Al principio, solo era un rumor. Un rumor que, en el fondo, la mayoría de nosotros sabía que era verdad: el coronavirus se había abierto camino en la prisión. Luego, aparecieron dos grandes bolsos de lona de color verde en el despacho de los funcionarios. Eran las pruebas que necesitábamos. Después, se convirtieron en cinco. Podrían haber sido bolsas para cadáveres, habrían tenido el mismo efecto.
A los reclusos bajo sospecha de estar infectados de COVID-19 les llaman por los ininteligibles micrófonos de la unidad y les dicen que deben presentarse en el despacho del funcionario a cargo. Se dirigen hacia allí como hombres camino a ser ejecutados. Los envían al pabellón médico para ser examinados. Si presentan síntomas de la enfermedad, y si el funcionario de salud del condado lo considera necesario, les hacen la prueba. Después, los envían a una celda de cuarentena que, hasta hace unos días, era “la celda de aislamiento”, hasta que están los resultados. Si obtienen un resultado negativo, regresan a la unidad; si no, un agente penitenciario (CO, por sus siglas en inglés) los acompaña a sus celdas con un arrugado bolso verde bajo el brazo, para que guarden en él todas sus pertenencias. Hasta ahora, ningún recluso ha regresado de la visita al pabellón médico, aunque la última información que tengo es de ayer.
Es un protocolo reciente. Aquí había infectados mucho antes de que el centro contara conpruebas para confirmarlo. Durante varias semanas, antes de que términos como “mascarillas de PPE” y “distanciamiento social” fueran habituales, los reclusos iban tosiendo por las galerías y esparciendo la COVID-19 sobre teclados, teléfonos y microondas. Y nadie hacía nada. Mientras los noticieros advertían acerca del contagio comunitario, los reclusos tosían tapándose con las manos mientras repartían cartas o mezclaban las piezas del dominó.
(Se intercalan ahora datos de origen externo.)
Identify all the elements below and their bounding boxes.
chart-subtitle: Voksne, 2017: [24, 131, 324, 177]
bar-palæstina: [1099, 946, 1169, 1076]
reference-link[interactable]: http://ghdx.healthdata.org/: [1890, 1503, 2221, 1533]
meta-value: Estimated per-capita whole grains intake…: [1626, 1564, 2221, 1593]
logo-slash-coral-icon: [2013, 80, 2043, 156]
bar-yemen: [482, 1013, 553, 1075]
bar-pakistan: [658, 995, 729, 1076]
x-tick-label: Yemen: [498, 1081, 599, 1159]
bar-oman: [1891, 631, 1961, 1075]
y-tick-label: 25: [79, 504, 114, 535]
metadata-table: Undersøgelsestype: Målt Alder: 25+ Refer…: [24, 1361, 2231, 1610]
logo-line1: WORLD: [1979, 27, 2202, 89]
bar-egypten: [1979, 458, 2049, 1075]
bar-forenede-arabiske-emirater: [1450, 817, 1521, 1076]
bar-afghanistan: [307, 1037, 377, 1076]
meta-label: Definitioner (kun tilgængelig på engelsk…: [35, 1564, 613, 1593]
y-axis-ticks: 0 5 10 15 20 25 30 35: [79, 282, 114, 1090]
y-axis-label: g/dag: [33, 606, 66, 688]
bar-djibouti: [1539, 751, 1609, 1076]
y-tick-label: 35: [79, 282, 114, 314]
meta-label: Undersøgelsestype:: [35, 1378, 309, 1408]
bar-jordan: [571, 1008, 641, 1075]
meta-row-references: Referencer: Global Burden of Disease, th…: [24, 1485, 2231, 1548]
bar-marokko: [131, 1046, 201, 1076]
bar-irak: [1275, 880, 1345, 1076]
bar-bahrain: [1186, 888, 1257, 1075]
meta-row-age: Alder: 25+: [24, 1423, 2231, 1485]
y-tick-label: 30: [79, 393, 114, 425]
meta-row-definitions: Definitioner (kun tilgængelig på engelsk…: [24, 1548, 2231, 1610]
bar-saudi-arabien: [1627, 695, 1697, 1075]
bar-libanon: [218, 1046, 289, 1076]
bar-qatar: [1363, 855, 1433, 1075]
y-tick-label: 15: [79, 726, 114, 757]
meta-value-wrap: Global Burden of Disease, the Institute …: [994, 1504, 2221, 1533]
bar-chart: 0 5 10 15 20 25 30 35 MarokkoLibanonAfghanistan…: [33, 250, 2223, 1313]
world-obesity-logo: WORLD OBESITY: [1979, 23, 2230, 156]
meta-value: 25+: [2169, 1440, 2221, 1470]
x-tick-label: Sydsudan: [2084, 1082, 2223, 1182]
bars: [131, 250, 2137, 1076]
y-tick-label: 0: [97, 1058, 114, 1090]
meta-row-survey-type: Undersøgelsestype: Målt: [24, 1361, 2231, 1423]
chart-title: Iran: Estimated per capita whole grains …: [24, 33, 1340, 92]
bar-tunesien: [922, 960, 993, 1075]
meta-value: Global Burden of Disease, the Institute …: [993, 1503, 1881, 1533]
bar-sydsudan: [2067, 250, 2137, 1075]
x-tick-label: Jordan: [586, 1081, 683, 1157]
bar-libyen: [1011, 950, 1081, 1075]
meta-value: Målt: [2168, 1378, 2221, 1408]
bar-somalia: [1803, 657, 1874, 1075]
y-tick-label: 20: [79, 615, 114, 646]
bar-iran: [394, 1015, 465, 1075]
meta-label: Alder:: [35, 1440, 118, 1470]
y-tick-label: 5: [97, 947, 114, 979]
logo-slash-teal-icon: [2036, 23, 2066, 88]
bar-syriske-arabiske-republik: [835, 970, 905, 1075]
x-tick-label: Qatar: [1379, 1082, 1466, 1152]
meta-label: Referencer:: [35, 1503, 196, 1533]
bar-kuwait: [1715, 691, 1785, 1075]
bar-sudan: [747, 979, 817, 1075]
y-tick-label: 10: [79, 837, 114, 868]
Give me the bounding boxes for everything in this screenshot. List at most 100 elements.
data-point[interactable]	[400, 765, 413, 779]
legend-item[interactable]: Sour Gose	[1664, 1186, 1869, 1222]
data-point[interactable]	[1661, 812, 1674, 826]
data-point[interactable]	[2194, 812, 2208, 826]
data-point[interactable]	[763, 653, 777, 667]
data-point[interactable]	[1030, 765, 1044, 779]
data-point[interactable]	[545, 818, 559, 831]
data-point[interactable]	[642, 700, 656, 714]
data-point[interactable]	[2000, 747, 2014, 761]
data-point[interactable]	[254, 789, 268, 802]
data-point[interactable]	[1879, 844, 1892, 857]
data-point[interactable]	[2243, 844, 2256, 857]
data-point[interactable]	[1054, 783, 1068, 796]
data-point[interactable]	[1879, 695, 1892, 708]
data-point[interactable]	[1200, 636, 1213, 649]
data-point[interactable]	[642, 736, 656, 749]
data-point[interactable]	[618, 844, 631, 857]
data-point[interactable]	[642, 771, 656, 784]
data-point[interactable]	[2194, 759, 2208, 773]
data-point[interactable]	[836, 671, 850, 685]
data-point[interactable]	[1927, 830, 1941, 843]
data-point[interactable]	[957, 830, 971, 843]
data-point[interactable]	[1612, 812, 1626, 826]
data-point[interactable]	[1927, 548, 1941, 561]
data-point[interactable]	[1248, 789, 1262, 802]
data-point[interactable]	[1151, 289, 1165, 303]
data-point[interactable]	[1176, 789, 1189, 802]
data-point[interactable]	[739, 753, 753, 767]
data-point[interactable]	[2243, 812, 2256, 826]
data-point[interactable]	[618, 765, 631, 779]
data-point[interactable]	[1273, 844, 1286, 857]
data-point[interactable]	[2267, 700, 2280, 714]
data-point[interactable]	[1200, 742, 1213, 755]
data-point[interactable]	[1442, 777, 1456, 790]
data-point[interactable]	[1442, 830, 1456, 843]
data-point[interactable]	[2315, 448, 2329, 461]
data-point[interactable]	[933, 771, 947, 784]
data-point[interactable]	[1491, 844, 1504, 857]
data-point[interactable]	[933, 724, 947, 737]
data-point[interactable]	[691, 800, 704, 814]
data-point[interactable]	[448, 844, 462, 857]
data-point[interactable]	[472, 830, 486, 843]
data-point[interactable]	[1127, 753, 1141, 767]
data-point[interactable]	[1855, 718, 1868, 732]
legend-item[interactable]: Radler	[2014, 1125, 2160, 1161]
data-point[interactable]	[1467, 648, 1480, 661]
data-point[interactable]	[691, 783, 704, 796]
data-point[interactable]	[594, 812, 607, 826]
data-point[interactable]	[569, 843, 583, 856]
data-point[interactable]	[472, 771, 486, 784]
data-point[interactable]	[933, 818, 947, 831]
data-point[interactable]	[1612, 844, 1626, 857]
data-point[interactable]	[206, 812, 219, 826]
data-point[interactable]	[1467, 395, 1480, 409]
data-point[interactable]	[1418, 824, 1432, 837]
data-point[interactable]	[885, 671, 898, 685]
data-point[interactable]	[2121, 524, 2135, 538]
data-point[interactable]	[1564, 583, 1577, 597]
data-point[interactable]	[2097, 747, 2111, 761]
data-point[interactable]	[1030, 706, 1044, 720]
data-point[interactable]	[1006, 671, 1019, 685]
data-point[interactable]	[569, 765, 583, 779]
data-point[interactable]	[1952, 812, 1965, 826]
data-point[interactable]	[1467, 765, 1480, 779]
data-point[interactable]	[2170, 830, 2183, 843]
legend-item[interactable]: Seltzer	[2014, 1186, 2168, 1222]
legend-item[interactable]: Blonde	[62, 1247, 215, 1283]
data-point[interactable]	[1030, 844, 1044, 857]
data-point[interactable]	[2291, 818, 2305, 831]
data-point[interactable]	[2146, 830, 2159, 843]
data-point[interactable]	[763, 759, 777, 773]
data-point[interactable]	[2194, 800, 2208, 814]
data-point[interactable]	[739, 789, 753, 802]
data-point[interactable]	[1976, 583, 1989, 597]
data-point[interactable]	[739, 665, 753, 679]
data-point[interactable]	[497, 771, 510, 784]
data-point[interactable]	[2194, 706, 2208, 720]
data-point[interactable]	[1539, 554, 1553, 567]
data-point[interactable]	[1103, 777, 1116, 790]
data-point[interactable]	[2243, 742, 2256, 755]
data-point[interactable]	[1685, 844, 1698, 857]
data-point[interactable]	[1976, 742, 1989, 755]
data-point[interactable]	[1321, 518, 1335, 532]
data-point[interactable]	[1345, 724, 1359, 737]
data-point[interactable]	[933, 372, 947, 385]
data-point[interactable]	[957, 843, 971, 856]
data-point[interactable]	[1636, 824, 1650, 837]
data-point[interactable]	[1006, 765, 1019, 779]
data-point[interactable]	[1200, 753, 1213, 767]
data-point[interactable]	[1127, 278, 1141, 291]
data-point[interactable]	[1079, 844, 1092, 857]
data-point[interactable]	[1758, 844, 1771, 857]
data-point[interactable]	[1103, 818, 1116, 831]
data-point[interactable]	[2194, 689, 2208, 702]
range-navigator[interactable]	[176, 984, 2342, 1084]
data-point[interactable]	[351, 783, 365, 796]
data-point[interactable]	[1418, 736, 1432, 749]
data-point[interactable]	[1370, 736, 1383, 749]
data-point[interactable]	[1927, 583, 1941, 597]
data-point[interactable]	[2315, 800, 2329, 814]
Mientras el mundo exterior entraba en pánico, nosotros nos chupábamos los dedos en el comedor y compartíamos las tazas de café.
La ignorancia es una bendición. O, al menos, es indiferente. Mientras pudiéramos negar la causa de nuestros dolores de cabeza, tos y fiebre, y atribuir los síntomas a alergias o bronquitis (he escuchado ambas excusas), no tendríamos nada de qué preocuparnos.